Jim was delighted. She looked so very nice this morning, he thought, in her pretty summer dress and wide-brimmed hat; and her smile was radiant. He held an impression from the night before that she was a creature of mystery, a woman out of a legend; and it was quite a relief to him to find that now in the daylight she was a normal being.
As they descended the stairs she put her hand under his elbow to aid him, and, though the assistance[33] was quite unnecessary, it pleased him so much that he was conscious of an inclination to play the invalid with closer similitude than actuality warranted. Nobody had ever looked after him since he was a child, and, as in the case of all men who believe they detest feminine aid, the experience was surprisingly gratifying.

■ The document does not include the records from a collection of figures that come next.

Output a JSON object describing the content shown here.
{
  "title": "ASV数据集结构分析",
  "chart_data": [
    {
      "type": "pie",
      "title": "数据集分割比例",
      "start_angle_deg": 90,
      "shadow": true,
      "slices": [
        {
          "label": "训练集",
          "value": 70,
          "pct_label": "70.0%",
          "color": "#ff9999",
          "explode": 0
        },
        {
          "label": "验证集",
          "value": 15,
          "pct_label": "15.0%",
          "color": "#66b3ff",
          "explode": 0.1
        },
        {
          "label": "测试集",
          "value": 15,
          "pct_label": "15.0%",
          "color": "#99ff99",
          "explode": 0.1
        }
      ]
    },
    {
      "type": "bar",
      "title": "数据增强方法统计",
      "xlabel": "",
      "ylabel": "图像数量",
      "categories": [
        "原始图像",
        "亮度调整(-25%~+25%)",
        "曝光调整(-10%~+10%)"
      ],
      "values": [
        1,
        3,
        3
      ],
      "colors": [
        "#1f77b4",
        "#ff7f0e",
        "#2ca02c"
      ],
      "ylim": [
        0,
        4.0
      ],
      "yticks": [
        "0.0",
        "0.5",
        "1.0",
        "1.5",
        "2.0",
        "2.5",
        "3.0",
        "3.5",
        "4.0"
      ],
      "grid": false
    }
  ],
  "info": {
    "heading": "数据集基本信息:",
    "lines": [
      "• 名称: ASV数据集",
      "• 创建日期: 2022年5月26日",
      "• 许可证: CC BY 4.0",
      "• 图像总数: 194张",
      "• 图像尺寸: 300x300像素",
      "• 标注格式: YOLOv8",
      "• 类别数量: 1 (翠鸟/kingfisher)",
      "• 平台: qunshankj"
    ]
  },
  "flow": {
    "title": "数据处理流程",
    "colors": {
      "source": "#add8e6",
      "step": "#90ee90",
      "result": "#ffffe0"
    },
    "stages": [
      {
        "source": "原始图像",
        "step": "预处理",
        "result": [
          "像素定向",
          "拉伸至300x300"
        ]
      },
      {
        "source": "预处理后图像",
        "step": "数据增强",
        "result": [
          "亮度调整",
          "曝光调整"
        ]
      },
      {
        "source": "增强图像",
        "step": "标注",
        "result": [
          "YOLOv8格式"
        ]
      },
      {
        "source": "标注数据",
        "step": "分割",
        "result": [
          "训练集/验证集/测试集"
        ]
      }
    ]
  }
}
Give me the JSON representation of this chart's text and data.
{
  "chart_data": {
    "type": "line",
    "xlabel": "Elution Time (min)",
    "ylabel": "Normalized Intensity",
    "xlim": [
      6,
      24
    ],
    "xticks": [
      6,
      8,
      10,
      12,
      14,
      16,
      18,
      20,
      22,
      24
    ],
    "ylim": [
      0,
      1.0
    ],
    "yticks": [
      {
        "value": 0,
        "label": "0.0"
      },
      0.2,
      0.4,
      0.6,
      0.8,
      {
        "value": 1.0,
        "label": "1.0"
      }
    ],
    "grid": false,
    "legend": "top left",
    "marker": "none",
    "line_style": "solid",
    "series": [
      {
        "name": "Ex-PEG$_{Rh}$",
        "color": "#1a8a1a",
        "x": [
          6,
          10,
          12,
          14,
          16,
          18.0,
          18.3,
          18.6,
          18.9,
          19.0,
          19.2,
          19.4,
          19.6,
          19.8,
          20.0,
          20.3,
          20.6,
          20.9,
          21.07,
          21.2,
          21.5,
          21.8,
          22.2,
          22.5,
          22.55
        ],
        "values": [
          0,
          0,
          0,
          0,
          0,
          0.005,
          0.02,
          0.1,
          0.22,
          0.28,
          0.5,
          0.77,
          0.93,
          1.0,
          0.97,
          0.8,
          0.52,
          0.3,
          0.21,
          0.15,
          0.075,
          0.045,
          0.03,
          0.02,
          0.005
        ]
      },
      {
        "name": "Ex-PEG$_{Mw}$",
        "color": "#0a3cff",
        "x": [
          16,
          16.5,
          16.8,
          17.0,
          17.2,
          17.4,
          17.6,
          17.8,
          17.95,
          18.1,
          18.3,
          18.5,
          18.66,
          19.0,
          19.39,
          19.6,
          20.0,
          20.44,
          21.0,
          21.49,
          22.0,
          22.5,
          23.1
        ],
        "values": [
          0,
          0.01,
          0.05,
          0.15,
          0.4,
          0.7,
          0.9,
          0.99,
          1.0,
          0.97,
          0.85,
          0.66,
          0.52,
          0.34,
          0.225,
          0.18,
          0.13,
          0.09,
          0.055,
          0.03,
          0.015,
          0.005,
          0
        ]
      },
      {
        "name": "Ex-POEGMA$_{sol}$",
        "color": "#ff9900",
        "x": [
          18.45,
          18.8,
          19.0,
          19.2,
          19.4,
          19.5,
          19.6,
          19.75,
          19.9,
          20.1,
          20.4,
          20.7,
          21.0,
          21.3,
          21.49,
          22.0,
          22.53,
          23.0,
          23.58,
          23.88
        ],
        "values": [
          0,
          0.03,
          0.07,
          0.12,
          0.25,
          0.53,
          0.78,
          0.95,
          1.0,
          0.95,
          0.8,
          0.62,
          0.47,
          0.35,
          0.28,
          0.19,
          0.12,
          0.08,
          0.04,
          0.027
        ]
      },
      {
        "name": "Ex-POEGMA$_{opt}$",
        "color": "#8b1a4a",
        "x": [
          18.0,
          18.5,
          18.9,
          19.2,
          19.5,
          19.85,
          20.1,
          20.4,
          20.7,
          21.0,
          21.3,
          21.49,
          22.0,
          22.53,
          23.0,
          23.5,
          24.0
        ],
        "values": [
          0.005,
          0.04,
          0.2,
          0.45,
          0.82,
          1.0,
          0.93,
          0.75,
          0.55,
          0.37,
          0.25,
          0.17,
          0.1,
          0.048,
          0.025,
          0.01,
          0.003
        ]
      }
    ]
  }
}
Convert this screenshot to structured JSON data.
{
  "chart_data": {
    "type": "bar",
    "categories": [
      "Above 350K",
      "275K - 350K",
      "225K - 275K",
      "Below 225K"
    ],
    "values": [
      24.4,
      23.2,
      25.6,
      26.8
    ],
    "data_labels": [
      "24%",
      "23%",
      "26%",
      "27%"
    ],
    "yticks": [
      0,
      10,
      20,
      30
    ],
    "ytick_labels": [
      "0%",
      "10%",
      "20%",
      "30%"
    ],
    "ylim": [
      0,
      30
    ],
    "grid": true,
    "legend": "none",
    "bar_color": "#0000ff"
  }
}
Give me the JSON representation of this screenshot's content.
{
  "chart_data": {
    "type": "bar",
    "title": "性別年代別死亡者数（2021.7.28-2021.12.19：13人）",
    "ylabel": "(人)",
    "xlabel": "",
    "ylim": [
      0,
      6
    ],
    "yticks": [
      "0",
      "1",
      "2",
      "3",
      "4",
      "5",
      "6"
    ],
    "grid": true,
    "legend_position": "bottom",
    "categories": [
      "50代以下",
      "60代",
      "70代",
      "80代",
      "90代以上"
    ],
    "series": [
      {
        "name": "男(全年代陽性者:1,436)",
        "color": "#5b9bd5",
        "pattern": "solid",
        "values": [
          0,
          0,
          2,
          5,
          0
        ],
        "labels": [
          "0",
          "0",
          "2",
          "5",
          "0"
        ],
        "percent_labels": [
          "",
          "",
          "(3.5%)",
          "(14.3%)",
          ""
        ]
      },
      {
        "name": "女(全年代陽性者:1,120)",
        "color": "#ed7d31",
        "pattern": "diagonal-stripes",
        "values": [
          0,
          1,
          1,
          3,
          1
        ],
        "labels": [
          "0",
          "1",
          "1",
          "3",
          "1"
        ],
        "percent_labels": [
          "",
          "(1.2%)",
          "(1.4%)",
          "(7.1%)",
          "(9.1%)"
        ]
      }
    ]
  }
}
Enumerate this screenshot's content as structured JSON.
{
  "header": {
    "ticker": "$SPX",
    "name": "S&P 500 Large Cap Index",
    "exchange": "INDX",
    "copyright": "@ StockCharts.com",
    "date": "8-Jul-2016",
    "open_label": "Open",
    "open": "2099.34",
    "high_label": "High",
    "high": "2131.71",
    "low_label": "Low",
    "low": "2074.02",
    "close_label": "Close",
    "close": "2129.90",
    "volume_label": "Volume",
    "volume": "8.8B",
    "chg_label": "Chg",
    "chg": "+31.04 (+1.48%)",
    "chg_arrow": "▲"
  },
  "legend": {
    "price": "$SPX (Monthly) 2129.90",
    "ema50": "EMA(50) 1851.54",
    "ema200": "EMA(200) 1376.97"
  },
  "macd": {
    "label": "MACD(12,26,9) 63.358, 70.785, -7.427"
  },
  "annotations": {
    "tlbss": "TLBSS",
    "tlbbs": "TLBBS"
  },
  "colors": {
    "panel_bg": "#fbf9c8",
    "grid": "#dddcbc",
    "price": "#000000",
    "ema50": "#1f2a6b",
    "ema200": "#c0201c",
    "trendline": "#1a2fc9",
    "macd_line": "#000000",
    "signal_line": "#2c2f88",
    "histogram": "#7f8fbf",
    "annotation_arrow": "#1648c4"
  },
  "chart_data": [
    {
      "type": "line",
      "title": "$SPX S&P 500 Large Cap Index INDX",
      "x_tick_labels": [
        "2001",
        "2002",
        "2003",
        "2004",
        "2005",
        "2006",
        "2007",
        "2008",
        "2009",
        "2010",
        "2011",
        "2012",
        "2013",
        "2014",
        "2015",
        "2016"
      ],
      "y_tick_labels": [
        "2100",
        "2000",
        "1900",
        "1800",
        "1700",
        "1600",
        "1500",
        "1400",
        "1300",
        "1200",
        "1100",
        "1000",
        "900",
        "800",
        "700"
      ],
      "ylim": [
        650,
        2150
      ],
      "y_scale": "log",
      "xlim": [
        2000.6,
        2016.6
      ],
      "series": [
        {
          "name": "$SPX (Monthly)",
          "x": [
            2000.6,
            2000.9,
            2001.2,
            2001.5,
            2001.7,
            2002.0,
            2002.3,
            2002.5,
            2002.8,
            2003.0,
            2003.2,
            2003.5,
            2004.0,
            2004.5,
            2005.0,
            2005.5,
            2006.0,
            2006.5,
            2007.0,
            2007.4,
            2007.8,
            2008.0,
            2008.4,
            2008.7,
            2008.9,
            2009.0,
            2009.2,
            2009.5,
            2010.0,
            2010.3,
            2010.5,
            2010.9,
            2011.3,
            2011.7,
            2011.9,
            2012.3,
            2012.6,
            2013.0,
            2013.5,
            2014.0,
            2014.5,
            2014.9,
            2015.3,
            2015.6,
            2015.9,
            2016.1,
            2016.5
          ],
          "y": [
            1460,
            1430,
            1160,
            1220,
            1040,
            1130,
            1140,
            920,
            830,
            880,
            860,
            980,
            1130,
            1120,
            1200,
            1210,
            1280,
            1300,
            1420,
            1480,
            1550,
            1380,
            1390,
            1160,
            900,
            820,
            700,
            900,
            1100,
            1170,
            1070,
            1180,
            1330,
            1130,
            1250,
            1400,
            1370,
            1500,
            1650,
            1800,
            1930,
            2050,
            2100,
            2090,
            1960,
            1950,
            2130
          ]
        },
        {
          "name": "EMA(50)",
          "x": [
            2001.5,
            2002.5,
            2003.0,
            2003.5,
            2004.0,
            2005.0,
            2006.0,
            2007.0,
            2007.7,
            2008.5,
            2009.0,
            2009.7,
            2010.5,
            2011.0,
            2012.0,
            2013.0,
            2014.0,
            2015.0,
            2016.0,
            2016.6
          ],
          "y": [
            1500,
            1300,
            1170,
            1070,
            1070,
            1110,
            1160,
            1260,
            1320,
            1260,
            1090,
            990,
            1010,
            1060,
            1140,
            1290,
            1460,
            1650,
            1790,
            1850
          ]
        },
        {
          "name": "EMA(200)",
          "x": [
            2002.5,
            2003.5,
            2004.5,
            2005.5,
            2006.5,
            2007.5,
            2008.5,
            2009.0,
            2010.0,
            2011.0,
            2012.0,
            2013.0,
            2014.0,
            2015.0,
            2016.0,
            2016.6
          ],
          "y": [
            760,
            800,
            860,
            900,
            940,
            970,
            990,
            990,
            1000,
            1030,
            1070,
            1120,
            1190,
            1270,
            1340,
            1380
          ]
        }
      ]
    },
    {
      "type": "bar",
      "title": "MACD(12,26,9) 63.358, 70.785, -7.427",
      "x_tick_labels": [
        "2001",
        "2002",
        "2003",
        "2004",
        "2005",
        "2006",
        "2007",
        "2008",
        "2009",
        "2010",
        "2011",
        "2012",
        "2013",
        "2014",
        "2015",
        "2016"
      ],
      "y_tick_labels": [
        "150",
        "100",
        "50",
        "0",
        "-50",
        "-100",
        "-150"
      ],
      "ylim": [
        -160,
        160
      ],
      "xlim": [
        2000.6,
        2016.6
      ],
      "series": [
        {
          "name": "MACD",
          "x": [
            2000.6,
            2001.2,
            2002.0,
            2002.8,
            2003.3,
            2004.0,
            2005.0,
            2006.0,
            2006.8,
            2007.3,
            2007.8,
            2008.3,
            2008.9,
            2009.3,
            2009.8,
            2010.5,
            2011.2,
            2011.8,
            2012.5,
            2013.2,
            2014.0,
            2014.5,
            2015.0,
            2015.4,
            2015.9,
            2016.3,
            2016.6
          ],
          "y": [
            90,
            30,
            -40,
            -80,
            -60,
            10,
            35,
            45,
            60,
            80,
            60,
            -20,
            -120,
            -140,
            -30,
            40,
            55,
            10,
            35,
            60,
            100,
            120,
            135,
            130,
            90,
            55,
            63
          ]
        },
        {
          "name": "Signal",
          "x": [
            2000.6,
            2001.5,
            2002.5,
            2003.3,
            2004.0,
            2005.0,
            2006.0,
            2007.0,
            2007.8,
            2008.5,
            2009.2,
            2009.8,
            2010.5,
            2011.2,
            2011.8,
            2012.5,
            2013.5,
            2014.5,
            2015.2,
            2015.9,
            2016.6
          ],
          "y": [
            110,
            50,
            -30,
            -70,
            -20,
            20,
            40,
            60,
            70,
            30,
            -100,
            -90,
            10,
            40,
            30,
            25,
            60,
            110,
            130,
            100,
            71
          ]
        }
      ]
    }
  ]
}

On the verandah they sat together in two basket chairs, and presently she so directed their conversation that he found himself talking to her as though she were his oldest friend. He told her tales of the desert, described his life at the mines, and tried to explain the dread he felt at the thought of returning to them. There was no complaint in his words: he was something of a fatalist, and, being obliged to earn his bread and butter, he supposed his lot to be no worse than that of hosts of other men. After all, anything was better than sitting on an office stool.
She listened to him, encouraging him to talk; and the morning was gone before he suddenly became conscious that she and not he had played the part of listener.
“Good lord!” he exclaimed. “How I must be boring you! There goes the bell for déjeuner. Why didn’t you stop me?”
“I was interested,” she replied, turning her head aside. “You have shown me a part of life I knew nothing about. My own wanderings have been so much more sophisticated, so much more ordinary.” She looked round at him quickly. “By the way, I am leaving you to-morrow. I have to go to Cairo for a week or so.”
[34]
Jim’s face fell. “Oh damn!” he said. His disappointment was intense. “Why should you go to Cairo?” he asked gloomily. “It’s a beastly, hot, unhealthy place at this time of year.”
“I shan’t be gone long,” she answered. “I just have to paint one picture. And when I come back I shall expect to find you strong and well once more. Then we can do all sorts of wonderful things together.” She paused, looking at him intently. “That is something for us to look forward to,” she added, as though she were talking to herself.